Karina: Mnie – surowość. To jest ta część Warszawy która przetrwała. Nie jest udawana, jest taka prawdziwa. I ta ogromna przestrzeń studia, po którym można jeździć rowerem…
To co nas spotkało jest naprawdę niesamowite, wszystko jest kapitalne. Ludzie, których poznałam dzięki Inżynierskiej i to, że mogę tu tworzyć z Patką. Czuję, że robiąc to, co robimy, możemy coś dać, coś zmienić, ale też nauczyć się czegoś od ludzi, którzy tutaj są. Staramy się uchronić to miejsce.
Patrycja: Ja również cenię prawdziwość i myślę, że to jest to, co mi najbardziej odpowiada w ogóle w przestrzeniach. Lubię tę prawdziwą tkankę tego miejsca i lubię tych ludzi. To jest bardzo ważne – bo tu się zdarzył cud! Naprawdę w to wierzę: cud, że do tego miejsca trafiłyśmy i poznałyśmy tylu wspaniałych ludzi.

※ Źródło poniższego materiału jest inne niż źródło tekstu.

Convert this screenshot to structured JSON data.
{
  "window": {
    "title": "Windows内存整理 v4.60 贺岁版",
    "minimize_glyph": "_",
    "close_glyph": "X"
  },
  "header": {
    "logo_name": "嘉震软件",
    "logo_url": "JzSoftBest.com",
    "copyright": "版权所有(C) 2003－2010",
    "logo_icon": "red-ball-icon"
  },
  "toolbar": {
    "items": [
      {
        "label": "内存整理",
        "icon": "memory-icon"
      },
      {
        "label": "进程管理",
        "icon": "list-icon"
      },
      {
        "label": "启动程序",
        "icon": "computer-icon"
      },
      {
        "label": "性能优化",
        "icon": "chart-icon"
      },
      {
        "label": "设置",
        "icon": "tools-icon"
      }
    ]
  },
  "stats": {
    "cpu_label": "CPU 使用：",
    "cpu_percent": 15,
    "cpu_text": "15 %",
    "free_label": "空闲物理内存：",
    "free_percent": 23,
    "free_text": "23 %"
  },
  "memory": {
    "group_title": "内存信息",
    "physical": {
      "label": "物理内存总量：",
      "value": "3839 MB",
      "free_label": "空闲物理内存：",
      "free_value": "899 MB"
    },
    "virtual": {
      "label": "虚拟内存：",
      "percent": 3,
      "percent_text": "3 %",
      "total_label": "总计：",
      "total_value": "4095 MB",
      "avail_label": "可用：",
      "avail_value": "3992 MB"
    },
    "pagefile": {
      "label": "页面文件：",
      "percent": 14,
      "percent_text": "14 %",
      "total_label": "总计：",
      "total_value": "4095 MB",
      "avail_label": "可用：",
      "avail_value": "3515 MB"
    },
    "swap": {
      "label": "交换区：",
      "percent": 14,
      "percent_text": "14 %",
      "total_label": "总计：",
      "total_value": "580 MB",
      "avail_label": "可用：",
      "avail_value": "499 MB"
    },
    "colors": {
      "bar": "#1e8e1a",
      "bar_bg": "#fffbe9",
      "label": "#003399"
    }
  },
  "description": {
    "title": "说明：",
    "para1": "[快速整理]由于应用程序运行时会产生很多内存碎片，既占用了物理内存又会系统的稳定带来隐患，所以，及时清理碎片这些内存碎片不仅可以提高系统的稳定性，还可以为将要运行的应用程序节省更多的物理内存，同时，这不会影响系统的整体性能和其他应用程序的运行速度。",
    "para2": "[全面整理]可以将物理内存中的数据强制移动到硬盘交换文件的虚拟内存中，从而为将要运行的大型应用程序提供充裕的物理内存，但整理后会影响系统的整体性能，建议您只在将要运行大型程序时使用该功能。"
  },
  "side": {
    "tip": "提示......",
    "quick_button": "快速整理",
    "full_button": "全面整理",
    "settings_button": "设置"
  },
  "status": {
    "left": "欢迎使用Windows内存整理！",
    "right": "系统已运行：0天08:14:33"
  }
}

Karina: Takich miejsc właściwie już nie ma. Inżynierska to kompleks trzech budynków, niegdyś magazynowych, od kilkudziesięciu lat przeznaczonych na pracownie artystów i rzemieślników. Gdy tu trafiliśmy stan tych zabudowań był tragiczny: brak ogrzewania, dziury w ścianach i zalane piwnice. Włożyłyśmy całe serca, żeby to miejsce doprowadzić do obecnego stanu i kochamy je. Inżynierska żyje dzięki ludziom – a pojawiają się też młodzi, nawet sporo młodsi od nas i to jest piękne. Inżynierska jednoczy artystów i żyje dzięki nim.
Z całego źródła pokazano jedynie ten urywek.